Sie traten in den Hof des Gefängnisses und Dina nahm mechanisch Hut und Tuch ab, wie sie immer gewohnt war, wenn sie zu Kranken und Bedürftigen zum Besuch und Gebet ging, und als sie in die Stube des Schließers kamen, legte sie beides halb unbewußt auf einen Stuhl. Keine Aufregung war an ihr zu merken, sie hatte die tiefe Ruhe völliger Sammlung, als wenn selbst beim Sprechen ihre Seele im Gebet sei und auf eine unsichtbare Stütze sich lehne.
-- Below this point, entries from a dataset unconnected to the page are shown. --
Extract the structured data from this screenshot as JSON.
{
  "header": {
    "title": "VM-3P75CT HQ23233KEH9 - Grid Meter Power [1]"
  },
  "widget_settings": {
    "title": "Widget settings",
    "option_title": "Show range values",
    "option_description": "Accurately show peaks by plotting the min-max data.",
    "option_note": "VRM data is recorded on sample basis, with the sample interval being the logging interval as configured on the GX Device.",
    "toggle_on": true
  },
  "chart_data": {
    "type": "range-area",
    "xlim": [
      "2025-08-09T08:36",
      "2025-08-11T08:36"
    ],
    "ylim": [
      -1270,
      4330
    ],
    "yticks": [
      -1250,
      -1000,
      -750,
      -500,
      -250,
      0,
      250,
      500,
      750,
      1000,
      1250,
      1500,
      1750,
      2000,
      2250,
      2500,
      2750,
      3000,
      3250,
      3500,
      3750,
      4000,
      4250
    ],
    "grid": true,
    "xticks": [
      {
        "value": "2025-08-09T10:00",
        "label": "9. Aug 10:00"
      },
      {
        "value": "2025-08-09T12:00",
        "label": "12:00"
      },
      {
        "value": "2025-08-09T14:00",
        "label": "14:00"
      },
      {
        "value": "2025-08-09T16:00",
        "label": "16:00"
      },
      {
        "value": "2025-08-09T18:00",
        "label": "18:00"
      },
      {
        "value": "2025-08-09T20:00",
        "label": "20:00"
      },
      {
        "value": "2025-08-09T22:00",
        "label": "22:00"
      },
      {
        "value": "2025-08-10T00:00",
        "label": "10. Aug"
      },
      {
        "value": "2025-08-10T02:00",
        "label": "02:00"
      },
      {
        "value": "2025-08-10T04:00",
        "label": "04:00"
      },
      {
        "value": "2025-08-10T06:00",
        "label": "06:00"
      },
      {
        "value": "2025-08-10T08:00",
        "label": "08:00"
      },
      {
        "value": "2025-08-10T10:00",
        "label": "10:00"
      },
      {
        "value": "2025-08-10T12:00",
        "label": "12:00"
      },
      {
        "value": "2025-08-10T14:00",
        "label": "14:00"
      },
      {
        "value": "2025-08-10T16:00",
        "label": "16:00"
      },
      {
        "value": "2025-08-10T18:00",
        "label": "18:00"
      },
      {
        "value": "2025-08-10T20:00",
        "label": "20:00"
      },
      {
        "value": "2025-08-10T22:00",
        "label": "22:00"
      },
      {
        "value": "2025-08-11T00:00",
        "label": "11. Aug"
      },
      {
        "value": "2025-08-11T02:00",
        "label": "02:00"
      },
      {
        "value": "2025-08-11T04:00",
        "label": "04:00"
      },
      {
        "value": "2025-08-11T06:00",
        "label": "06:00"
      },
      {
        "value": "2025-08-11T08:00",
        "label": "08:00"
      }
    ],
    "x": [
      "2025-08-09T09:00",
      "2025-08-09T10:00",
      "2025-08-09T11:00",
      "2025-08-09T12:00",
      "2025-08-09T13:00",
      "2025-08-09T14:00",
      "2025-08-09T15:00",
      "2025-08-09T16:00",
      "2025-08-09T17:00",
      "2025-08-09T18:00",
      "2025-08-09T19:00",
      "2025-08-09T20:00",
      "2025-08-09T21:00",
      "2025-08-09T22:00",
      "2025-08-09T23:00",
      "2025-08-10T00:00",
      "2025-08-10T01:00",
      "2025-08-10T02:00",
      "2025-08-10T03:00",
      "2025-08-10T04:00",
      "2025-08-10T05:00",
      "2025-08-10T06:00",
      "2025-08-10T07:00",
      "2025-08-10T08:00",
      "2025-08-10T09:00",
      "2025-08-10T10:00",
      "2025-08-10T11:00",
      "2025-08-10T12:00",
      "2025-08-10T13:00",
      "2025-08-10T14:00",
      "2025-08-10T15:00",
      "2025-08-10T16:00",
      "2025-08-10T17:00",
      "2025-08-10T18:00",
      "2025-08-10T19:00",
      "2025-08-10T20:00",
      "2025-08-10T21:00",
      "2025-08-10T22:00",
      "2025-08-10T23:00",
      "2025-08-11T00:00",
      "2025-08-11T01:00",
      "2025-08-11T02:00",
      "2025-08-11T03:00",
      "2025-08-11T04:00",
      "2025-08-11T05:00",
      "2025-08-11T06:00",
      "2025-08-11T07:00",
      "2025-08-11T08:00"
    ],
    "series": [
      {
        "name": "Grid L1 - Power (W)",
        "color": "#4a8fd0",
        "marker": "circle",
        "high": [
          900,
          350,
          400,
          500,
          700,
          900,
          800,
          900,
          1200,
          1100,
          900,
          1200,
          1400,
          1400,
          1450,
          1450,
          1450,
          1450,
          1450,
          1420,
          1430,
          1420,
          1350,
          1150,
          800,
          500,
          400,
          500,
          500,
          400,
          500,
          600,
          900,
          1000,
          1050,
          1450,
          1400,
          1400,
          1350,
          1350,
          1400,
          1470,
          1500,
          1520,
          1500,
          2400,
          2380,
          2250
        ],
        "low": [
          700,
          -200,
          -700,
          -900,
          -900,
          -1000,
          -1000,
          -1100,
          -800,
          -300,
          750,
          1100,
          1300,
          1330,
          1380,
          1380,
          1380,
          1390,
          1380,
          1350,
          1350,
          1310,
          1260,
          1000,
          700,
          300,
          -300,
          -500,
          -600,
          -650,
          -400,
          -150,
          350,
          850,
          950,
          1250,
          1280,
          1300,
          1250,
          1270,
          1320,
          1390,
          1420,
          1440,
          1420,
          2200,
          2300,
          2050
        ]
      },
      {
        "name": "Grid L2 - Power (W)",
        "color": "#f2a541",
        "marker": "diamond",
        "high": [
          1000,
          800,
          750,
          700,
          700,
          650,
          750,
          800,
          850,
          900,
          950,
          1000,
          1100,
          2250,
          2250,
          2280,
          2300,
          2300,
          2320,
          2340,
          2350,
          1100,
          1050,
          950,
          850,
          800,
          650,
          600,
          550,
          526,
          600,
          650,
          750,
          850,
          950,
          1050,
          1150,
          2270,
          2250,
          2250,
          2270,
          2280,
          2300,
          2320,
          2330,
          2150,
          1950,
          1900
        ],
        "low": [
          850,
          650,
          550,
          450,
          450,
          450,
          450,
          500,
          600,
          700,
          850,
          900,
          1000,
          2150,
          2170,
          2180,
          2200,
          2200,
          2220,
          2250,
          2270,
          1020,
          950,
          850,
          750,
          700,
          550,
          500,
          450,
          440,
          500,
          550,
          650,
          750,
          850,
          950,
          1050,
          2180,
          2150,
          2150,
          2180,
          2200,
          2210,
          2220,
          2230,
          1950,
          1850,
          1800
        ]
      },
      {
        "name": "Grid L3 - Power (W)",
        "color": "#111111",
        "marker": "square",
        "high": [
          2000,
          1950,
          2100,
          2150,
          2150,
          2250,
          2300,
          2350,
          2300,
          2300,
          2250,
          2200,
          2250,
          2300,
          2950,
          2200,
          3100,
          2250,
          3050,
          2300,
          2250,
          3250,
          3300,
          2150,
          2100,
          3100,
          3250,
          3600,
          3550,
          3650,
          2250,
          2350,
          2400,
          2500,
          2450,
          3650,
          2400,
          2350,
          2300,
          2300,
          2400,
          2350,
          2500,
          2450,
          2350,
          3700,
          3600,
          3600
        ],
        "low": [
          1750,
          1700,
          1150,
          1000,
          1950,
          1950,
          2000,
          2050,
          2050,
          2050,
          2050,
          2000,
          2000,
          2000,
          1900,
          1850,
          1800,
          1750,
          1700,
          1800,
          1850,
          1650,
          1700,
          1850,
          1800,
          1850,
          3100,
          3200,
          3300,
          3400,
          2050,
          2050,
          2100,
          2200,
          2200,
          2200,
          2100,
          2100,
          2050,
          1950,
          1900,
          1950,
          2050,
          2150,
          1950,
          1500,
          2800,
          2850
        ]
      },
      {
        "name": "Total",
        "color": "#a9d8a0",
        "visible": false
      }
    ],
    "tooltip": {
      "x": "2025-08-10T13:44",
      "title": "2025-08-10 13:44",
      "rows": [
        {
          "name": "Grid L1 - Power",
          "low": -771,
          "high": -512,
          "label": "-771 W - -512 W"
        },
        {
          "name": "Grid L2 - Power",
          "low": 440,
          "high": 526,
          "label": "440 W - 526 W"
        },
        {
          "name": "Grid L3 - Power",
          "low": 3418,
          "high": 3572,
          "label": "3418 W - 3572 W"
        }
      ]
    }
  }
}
Der ältliche Herr sprach mit dem Gefangenwärter und wandte sich dann mit den Worten zu ihr: »Der Schließer wird Euch in die Zelle der Gefangenen bringen und die Nacht dalassen wenn Ihr wollt; aber während der Nacht dürft Ihr kein Licht haben, das ist gegen die Regel. Mein Name ist Oberst Townley; kann ich Euch irgend worin behilflich sein, so fragt den Schließer nach meiner Adresse und kommt zu mir. Ich interessiere mich für diese Hetty Sorrel wegen des braven, tüchtigen Adam Bede; ich habe ihn denselben Abend, wo ich Euch predigen hörte, zufällig in Hayslope gesehen und erkannte ihn heute im Gerichtssaal wieder, so krank er auch aussah.«

»Ah, können Sie mir etwas von ihm sagen? Wissen Sie vielleicht, wo er wohnt? Mein armer Onkel war viel zu niedergebeugt, um sich daran zu erinnern.«

»Hier dicht nebenan. Ich habe mich bei Pastor Irwine nach ihm erkundigt. Er wohnt bei einem Klempner, hier in der Straße rechts vom Gefängnis. Ein alter Schulmeister ist bei ihm. Nun, auf Wiedersehen!«

»Leben Sie wohl, Herr Oberst; ich danke Ihnen recht sehr.«

Als Dina mit dem Schließer über den Hof des Gefängnisses ging, schienen in der matten Abendbeleuchtung die Mauern höher zu sein, als sie bei Tage waren und auf dem düstern Hintergrunde glich das liebe, blasse Gesicht in der Quäkerhaube mehr als je einer weißen Blume. Der Schließer sah sie fortwährend von der Seite an, sagte aber kein Wort; er mußte wohl fühlen, der Ton seiner eigenen rauhen Stimme würde grade jetzt sehr unangenehm klingen. Als sie in den dunkeln Gang traten, der zu der Zelle der Verurteilten führte, machte er Licht und sagte so höflich er konnte: »Es wird schon recht dunkel in der Zelle sein, aber wenn Ihr wollt, kann ich mit meiner Laterne etwas drin bleiben.«

»Nein, mein Freund, ich danke Euch,« antwortete Dina; »ich wünsche allein hineinzugehen.«

»Ganz wie Ihr wollt,« erwiderte der Schließer, drehte den schweren Schlüssel und öffnete die Thür weit genug, um Dina einzulassen. Der Schein von seiner Laterne fiel in die hinterste Ecke der Zelle, wo Hetty auf ihrem Strohbett saß, das Gesicht bis tief auf die Knie gebeugt. Es sah aus als ob sie schliefe und doch mußte das Knarren des Riegels sie geweckt haben.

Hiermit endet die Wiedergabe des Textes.